Isso também explica o agravamento, a ferocidade desta guerra; o fanatismo de dois grupos dominantes que tendem a se assemelhar cada vez mais: "Do Rio Jordão ao Mar Mediterrâneo, Israel é terra judaica porque está escrito na Bíblia", dizem alguns. "Do Rio Jordão ao Mar Mediterrâneo, a Palestina retornará inteiramente islâmica", respondem outros. E, no entanto, estamos falando de dois povos altamente evoluídos, não trogloditas. Durante décadas, uma separação absoluta foi imposta a eles, uma premissa necessária para rejeitar o outro, para desumanizá-los, para torná-los objeto de punição coletiva.
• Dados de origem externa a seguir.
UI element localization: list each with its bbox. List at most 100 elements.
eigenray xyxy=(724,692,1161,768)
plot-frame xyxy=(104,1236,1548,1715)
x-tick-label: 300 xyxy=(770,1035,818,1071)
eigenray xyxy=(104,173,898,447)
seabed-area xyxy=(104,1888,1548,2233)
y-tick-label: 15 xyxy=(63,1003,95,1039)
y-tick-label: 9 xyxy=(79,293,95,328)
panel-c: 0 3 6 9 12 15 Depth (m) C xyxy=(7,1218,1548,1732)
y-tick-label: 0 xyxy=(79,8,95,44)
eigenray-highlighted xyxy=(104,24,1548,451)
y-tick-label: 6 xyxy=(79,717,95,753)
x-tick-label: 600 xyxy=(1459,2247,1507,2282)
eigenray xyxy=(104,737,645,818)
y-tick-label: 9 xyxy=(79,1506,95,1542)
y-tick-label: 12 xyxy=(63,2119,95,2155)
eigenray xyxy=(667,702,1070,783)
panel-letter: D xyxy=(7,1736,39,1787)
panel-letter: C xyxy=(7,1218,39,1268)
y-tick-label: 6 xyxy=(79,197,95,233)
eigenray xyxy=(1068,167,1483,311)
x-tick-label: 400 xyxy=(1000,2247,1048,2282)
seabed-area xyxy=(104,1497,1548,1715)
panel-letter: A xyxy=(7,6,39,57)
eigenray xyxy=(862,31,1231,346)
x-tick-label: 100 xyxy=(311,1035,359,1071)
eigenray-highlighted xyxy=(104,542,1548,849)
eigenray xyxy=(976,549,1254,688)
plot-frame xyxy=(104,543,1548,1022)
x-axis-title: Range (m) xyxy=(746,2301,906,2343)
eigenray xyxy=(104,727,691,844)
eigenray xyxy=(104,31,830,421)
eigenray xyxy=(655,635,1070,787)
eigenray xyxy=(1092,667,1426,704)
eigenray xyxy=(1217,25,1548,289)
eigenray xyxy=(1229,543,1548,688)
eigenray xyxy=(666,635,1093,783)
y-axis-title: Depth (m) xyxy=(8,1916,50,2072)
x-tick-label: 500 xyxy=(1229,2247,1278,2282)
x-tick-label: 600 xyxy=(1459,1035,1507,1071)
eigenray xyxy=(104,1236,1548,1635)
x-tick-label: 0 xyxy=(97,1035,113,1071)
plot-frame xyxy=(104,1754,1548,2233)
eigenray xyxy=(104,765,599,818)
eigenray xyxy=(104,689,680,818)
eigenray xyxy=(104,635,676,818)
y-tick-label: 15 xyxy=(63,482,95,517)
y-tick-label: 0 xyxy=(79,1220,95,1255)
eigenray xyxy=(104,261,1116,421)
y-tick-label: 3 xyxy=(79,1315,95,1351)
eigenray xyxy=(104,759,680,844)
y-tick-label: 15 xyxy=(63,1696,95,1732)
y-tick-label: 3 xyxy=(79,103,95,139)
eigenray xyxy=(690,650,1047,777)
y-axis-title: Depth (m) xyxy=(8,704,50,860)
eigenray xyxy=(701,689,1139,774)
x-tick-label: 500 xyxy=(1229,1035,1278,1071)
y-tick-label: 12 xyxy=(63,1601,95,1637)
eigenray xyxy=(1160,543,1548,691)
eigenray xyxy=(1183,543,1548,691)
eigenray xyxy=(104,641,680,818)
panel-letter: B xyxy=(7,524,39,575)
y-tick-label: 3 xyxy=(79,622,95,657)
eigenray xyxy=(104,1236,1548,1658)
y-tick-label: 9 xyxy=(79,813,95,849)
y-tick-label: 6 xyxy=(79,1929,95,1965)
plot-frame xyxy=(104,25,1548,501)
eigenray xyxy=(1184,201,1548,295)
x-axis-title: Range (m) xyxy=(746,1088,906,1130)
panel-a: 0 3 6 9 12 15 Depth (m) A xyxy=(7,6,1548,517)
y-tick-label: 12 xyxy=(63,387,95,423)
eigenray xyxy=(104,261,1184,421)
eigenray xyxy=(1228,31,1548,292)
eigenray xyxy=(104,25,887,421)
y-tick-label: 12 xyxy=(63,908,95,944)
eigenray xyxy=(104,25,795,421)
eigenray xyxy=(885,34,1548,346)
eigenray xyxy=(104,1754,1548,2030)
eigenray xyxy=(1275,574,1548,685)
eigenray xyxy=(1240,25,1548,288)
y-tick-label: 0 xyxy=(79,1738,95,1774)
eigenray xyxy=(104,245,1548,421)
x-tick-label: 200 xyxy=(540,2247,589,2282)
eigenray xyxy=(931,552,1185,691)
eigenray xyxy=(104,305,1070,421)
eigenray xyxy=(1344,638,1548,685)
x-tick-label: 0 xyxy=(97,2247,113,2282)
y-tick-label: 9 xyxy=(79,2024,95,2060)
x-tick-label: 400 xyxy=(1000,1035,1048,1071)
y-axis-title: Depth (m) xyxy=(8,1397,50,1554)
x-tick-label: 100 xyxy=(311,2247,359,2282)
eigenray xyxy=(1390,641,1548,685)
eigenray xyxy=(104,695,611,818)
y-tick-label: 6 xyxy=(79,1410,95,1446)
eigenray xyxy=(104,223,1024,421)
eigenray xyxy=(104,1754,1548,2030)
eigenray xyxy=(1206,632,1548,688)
Os fanáticos estão no poder, mas não têm uma solução racional a propor . Na região como um todo, há aproximadamente sete milhões de judeus israelenses e sete milhões de árabes palestinos que não têm para onde ir. O massacre ou a deportação total de um dos dois povos, além de criminoso, é improvável. A coexistência é o único resultado racional .
Hoje vivemos em um paradoxo. Israel domina militarmente, comete crimes de guerra e crimes contra a humanidade, confia seu destino a um estado de guerra permanente e, ainda assim, sente o colapso não apenas de sua reputação, mas também de sua segurança .
Nós, judeus italianos, que saímos às ruas e assinamos apelos contra a limpeza étnica, pelo reconhecimento do Estado da Palestina – nos autodenominamos Mai Indifferenti, Vozes Judaicas pela Paz e Laboratorio ebrei antirazzista – somos minoria em nossas comunidades. Talvez nos chamem de traidores porque, na guerra, os instintos de pertencimento sempre tendem a prevalecer, mas sentimos a urgência, juntamente com muitos cidadãos israelenses, de defender Israel de si mesmo, do mal que causa a si mesmo e aos outros.
Quem fala com você é sionista. Coloque-se no meu lugar: aqueles da minha família que não puderam emigrar para lá, onde meus pais nasceram, foram exterminados . Sionista não é equivalente a fascista e não é equivalente a assassino; é triste ter que lembrar disso novamente depois de uma vida de militância ao lado de meus irmãos palestinos. É inegável que a conduta criminosa da guerra em Gaza reacende um ódio atávico contra os judeus . Você se ofende, com razão, ao ouvir a infame acusação de antissemitismo lançada contra você instrumentalmente. Netanyahu também fez isso conosco: ele se apropria abusivamente da memória da Shoah, numa vã tentativa de se dar um salvo-conduto moral; e assim ele leva muitas pessoas a dizerem "chega, esses judeus nos fartaram da Shoah".
Pense no que duas mulheres que sobreviveram ao inferno de Auschwitz, como Liliana Segre e Edith Bruck, sentiriam. Todos ali exigem que a palavra "genocídio" saia de suas bocas, caso contrário, a repulsa que repetidamente declararam a Netanyahu não seria válida. Aqueles que trabalham pela paz respeitam a sensibilidade dos outros.
A força deste quadrado democrático será bem utilizada se você nos ajudar a promover o encontro entre dissidentes israelenses e palestinos, aqueles que sabem que Shoah e Nakba são sinônimos; os dissidentes são uma força viva dentro de ambas as sociedades, o único antídoto para os efeitos assustadores do nacionalismo e do fundamentalismo.
Pouco antes de morrer, Primo Levi escreveu: “Não é fácil nem agradável sondar esse abismo do mal, e ainda assim acho que deve ser feito, porque o que foi possível perpetrar ontem pode ser tentado novamente amanhã, pode envolver a nós mesmos ou aos nossos filhos.”
E aos que lhe perguntaram por que ninguém na Alemanha reagiu durante o planejamento do extermínio, Primo Levi respondeu: "A maioria dos alemães não sabia porque não queria saber, ou melhor, porque não queria saber". Ainda hoje, há muitas pessoas que não querem saber, ou melhor, que não querem saber . Estamos aqui porque vemos e não podemos ficar em silêncio.